ConradWhat gets you excited about team building?
ShannonMeaningful connection. Taking a break from the what and getting into the how -- how are we doing this together, who are we as individuals, who are we as a collective. That is what team building is supposed to be. But it has picked up a reputation for being something else: a forced exercise in agreement, a "go team" energy that does not actually reflect how teams work. I have resistance to the word myself because of that.
ConradSo let's talk about what actually builds a team. The first building block is people -- people aligned around a shared mission, purpose, or outcome. Simple, but foundational. Second is relationship -- and not just relationship, but intentional design of that relationship. How will we work together? What does transparency, safety, and accountability look like for us? What do we commit to?
ShannonAnd making that tangible -- documenting it, being able to point back to it. Something you can use when things are going well, and especially when they are not.
ConradThird: build in how you will navigate conflict and distance before it happens. Because it will happen. The question is not whether your team will experience friction -- it is whether you have designed a way to name it and come back together. I like the word distance rather than conflict: where are we feeling separated, and how do we get back to connection?

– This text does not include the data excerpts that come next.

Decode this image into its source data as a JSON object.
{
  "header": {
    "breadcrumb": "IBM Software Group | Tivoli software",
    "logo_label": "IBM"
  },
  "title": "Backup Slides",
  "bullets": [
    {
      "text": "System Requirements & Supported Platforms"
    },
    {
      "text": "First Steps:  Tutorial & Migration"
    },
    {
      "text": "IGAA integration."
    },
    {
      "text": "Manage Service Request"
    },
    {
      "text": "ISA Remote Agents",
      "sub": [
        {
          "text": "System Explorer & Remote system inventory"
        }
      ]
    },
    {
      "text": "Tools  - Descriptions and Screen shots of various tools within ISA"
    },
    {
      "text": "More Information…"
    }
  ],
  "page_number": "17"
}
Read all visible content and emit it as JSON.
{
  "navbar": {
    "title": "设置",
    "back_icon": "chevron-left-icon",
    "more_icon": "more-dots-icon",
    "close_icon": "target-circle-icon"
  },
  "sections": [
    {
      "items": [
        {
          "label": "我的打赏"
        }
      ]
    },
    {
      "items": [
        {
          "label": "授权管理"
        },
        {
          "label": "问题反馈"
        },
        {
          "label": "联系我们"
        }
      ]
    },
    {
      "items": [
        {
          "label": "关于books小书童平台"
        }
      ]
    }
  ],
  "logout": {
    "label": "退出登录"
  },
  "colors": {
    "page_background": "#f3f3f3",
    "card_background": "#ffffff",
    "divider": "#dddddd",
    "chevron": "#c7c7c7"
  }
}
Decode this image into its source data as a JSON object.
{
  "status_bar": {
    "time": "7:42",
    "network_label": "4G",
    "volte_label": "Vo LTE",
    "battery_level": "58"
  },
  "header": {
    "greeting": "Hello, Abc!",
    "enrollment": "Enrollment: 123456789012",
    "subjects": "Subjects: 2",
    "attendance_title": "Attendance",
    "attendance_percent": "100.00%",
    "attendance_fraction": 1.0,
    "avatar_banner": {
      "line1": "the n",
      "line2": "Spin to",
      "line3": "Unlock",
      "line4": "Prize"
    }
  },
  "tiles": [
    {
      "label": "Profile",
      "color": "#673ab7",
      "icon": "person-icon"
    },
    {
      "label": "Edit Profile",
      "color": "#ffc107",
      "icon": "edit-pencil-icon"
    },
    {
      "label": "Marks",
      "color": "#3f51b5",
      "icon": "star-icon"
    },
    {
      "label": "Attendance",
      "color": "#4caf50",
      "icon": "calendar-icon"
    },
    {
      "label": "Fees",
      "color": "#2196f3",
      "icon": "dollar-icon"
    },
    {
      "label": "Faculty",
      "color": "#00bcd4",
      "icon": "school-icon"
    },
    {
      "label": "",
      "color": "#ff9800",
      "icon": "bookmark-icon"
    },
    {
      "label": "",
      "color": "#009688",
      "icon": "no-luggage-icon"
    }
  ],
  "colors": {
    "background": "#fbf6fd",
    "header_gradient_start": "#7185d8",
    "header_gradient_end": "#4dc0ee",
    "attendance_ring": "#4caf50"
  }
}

ShannonAnd this is where most team building fails -- it is treated as a one-and-done event. You go on retreat, have a meaningful session, come back, and nothing changes. The real work is in the ongoing tending. Team building is a living system. Like a garden, it needs maintenance in every season.
ConradThe one tool I keep coming back to: consistent rhythms. A standing meeting, same time each week, with a set protocol -- a clear start and end, a flow that includes both the operational work and dedicated time for team health. How are we doing? Where are we on track and off track? And built into that, the simple question Shannon named: where are you feeling connection, and where are you feeling distance?
ShannonAsk that question of your team regularly -- whether it is a business team, a classroom, a family, a community group. Where are you feeling connected? Where are you feeling distant? That inquiry, held with care, is team building. Not the retreat. This.
ConradAlways a pleasure, Shannon. Go connect with others in a meaningful way.
Transcript lightly edited for readability.